Save Wholesalers Cash and Carry – operating eight supermarkets and their flagship outlet, Save Hyper, which has an appliance and electronics showroom above their groceries shop floor – knew it was illegal and turned to the Competition Commission for help.
The upshot was a consent agreement entered into between SMEG and the commission in which the appliance distributor admitted to practising minimum resale price maintenance and was fined R100000.
Save’s legal bill was many times that amount, but the company’s executive Ebrahim Kajee says the company has no regrets.
“SMEG is a great product, and so are the distributors, on a personal level, but what they did to us wasn’t right, and we refused to accept it.”
Retailers have the right to charge whatever they want to, Kajee says, and if that’s below average prices on a particular item or range, consumers have the right to benefit from that.
“We were just fighting for what is right,” Kajee said, when In Your Corner visited the store last week.
Asked to comment, Margaret Hirsch, Hirsch’s chief operations executive, said: “What we do is we just stick to our knitting.
“We do what we do best.
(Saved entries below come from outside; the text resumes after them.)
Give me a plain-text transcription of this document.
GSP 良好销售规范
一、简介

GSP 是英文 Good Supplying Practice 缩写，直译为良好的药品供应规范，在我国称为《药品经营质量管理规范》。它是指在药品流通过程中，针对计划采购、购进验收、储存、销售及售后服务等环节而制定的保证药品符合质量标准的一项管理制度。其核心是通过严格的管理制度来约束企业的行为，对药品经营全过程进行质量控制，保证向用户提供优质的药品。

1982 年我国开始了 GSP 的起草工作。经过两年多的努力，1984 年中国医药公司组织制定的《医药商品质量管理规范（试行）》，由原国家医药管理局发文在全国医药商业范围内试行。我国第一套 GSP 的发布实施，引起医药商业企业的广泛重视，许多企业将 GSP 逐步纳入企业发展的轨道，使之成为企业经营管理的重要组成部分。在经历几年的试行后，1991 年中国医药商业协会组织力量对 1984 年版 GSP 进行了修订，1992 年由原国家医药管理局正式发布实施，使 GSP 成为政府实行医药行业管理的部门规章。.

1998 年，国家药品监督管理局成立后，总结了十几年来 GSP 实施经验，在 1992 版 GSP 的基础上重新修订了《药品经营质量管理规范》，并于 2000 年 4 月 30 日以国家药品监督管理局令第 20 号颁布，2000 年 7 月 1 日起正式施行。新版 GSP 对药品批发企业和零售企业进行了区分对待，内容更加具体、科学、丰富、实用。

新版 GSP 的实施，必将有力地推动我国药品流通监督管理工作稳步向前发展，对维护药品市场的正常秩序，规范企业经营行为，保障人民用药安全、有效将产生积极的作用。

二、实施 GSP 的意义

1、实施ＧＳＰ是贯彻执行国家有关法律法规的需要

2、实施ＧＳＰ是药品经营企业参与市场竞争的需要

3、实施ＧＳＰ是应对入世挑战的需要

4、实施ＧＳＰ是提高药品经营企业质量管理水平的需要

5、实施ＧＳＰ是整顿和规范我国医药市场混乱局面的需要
We try and give our customers the best possible deals and service every day.”
Clearly the Consumer Tribunal panelists have huge admiration for the Save owners.
“Save acted correctly in standing up to SMEG – despite threats that they would lose all supply of product by SMEG if they continued discounting the gas appliance in question – and should be commended for that,” the commission said in a press release.
“Their actions have helped society at large to acquaint themselves with the provisions of the Act which afford them protection against such practices.”
Kajee said the case had led to a change in attitude among some suppliers.
“Finally they’re aware that they can’t bully and dictate to us about pricing.
“The tables have turned. ‘Sell it for whatever you like’ is all they’re saying now.”
It’s very rare for a company to turn to the Competition Commission to challenge this form of price-fixing – either because retailers aren’t aware that minimum resale price maintenance is prohibited in South Africa, or more likely because they fear losing their source of supply of the products.
The tribunal chose to go public with the reasons for its order to make other retailers aware that it is in fact illegal for a supplier to bully or threaten them into not discounting their recommended selling price.
And if that they experience that, they should complain to the commission.
Thanks to Save’s brave stand, they probably won’t have to.
I daresay the suppliers are now playing nice when it comes to dealing with the retailers about price. At least for a while…
Jon Abbott of Cape Town, a former Star journalist, told me price-fixing was rife in the 70s, “but it wasn’t policed with much enthusiasm”.
“My investigations at the time resulted in the first price-fixing conviction under the then five-year-old Monopolostic Conditions Act.”
In March 1975, Hampo, a Premier Milling subsidiary that had the Pentax camera agency in South Africa, was fined the princely sum of R300 for fixing the price of Pentax accessories – 150 items ranging from lenses to flash guns and binoculars.
“The magistrate came to the peculiar decision that Hampo could fix prices on the Pentax camera itself because that was patented, but it could not do so on the accessories,” Abbott said.
Hampo had sent out a circular to retailers stating that dealers must not grant discounts of more than 10% off Hampo’s suggested prices and warned that those who did “will not be supplied at all”.